Do you find it difficult to balance your educational and personal lives?

Natalie Shellito: It is really important to me to strike a good balance between my life at work and school and my personal life. What helps me the most is to treat my PhD work more or less as an 8 to 5 job and take the evenings and weekends off from doing academic work.

Shiva Prasad: Adjusting to a new place, coming from the other side of the world, was challenging. Having no friends and family here, I felt like I landed in a social vacuum. The logistics of settling down and the fact that the program was so demanding did not leave much time to socialize and make real friends. On the flip side long winter and summer breaks in American education system helped regaining my work life balance.

Nidya Velasco: Sometimes. My husband and I are a team, we distribute all the chores and schedule activities together that does not interfere with my studies or his job. However, all my family and lifelong friends are back home. At times things get complicated there and I find it difficult to balance things up.

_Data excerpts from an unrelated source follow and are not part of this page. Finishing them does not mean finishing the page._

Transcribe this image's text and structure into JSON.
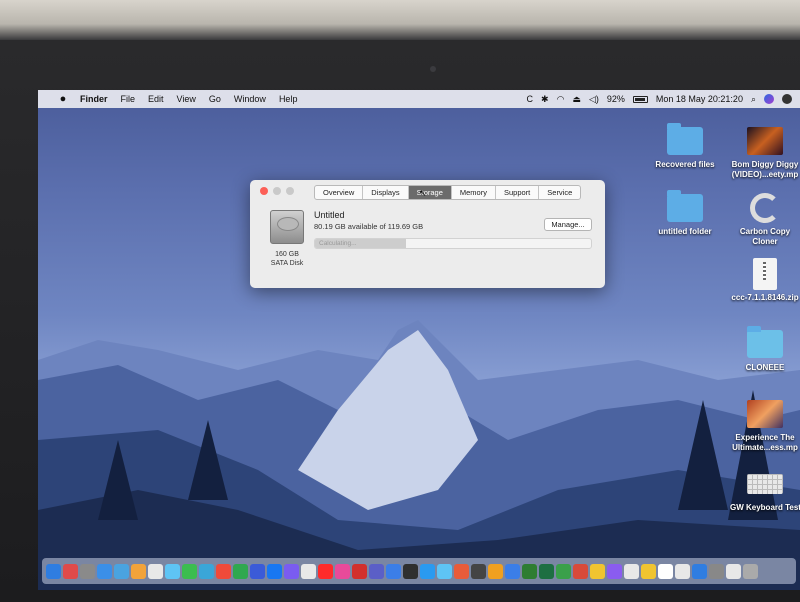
{
  "menubar": {
    "apple": "",
    "items": [
      "Finder",
      "File",
      "Edit",
      "View",
      "Go",
      "Window",
      "Help"
    ],
    "status": {
      "battery_text": "92%",
      "battery_level": 0.92,
      "clock": "Mon 18 May  20:21:20"
    }
  },
  "desktop": {
    "icons": [
      {
        "label": "Recovered files",
        "kind": "folder"
      },
      {
        "label": "Bom Diggy Diggy\n(VIDEO)...eety.mp",
        "kind": "video-thumb"
      },
      {
        "label": "untitled folder",
        "kind": "folder"
      },
      {
        "label": "Carbon Copy\nCloner",
        "kind": "app"
      },
      {
        "label": "ccc-7.1.1.8146.zip",
        "kind": "zip"
      },
      {
        "label": "CLONEEE",
        "kind": "folder"
      },
      {
        "label": "Experience The\nUltimate...ess.mp",
        "kind": "video-thumb"
      },
      {
        "label": "GW Keyboard Test",
        "kind": "keyboard"
      }
    ]
  },
  "about_window": {
    "tabs": [
      "Overview",
      "Displays",
      "Storage",
      "Memory",
      "Support",
      "Service"
    ],
    "active_tab": "Storage",
    "disk": {
      "size_label": "160 GB",
      "type_label": "SATA Disk",
      "volume_name": "Untitled",
      "available_text": "80.19 GB available of 119.69 GB",
      "bar_text": "Calculating...",
      "used_fraction": 0.33
    },
    "manage_label": "Manage..."
  },
  "dock": {
    "colors": [
      "#2f7de1",
      "#e04a4a",
      "#8a8a8a",
      "#3b8fe8",
      "#4aa3e0",
      "#f2a33a",
      "#e8e8e8",
      "#5ec4f5",
      "#3bbd4f",
      "#3aa6d8",
      "#f04a3a",
      "#2fa84f",
      "#3b5bd8",
      "#1877f2",
      "#7a5cf0",
      "#e8e8e8",
      "#ff2b2b",
      "#e84a9a",
      "#d2302c",
      "#5b5fc7",
      "#3b7ee8",
      "#2f2f2f",
      "#2a9af0",
      "#5ec4f5",
      "#e85c3a",
      "#444",
      "#f0a020",
      "#3b7ee8",
      "#2e7d32",
      "#1d6f42",
      "#3aa04a",
      "#d84a3a",
      "#f0c430",
      "#8a5cf0",
      "#e8e8e8",
      "#f0c430",
      "#fff",
      "#e8e8e8",
      "#2f7de1",
      "#888",
      "#e8e8e8",
      "#aaa"
    ]
  }
}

Danielle Waldron: This can get a little tricky! Overall, I am grateful to have family and friends who are understanding of my workload and a department that is conscious of the importance of work/life balance. As students, we also make a sincere effort to support each other and plan social events (i.e. baby showers, engagement parties, cookouts, etc.) to keep everyone connected!

Yi Jung Kim: It is somewhat difficult, but now much of my personal life overlaps with my educational life. Honestly I don’t have much of a ‘personal life’ that is outside of my educational life, but I try to squeeze in exercise and social outings here and there.

Saehwang Han: Not at all—primarily because I left most of my personal life back home in Korea. I’m not saying that this is necessarily a good thing, but it sure has its benefits in terms of being able to focus on your educational life.

Do you have a clear idea how you want to use your education after leaving the university; is that the idea you had when you arrived in the program or has it evolved?

 Natalie Shellito:  My ideas of what I want to do and where I want to work after I finish my PhD seem to constantly change and evolve. While I am confident I would like to conduct research to inform policy, I am still unsure of exactly what area of gerontology I would like to focus on.

Shiva Prasad: I have no clear idea yet but I always wanted to and would still want to work in social entrepreneurial or non-profit organizations

 Nidya Velasco: I would like to do research, but I haven’t decided if I prefer an academic setting. My idea is pretty much the same I had when arrived in the program.

Danielle Waldron: Although I have developed more research interests since starting our program, I still have the same two primary goals as I had my first day here at UMass Boston Gerontology. I would like to work in policy on behalf of people aging with intellectual and developmental disabilities, and I also see myself as an undergraduate professor someday!

Yi Jung Kim: I don’t exactly know how I want to use my education after leaving the university. I believe in taking opportunities as they present themselves, and that’s the same idea that I had when I arrived in the program (and how I arrived in the program).

Saehwang Han: Coming into the program, I had a very vague idea about pursuing a career in the academia. The idea still stands, and it has become clearer and more concrete over the years. At the same time, I have become more realistic in terms of understanding what to expect about being in the job market, so I am trying to be more open to different opportunities.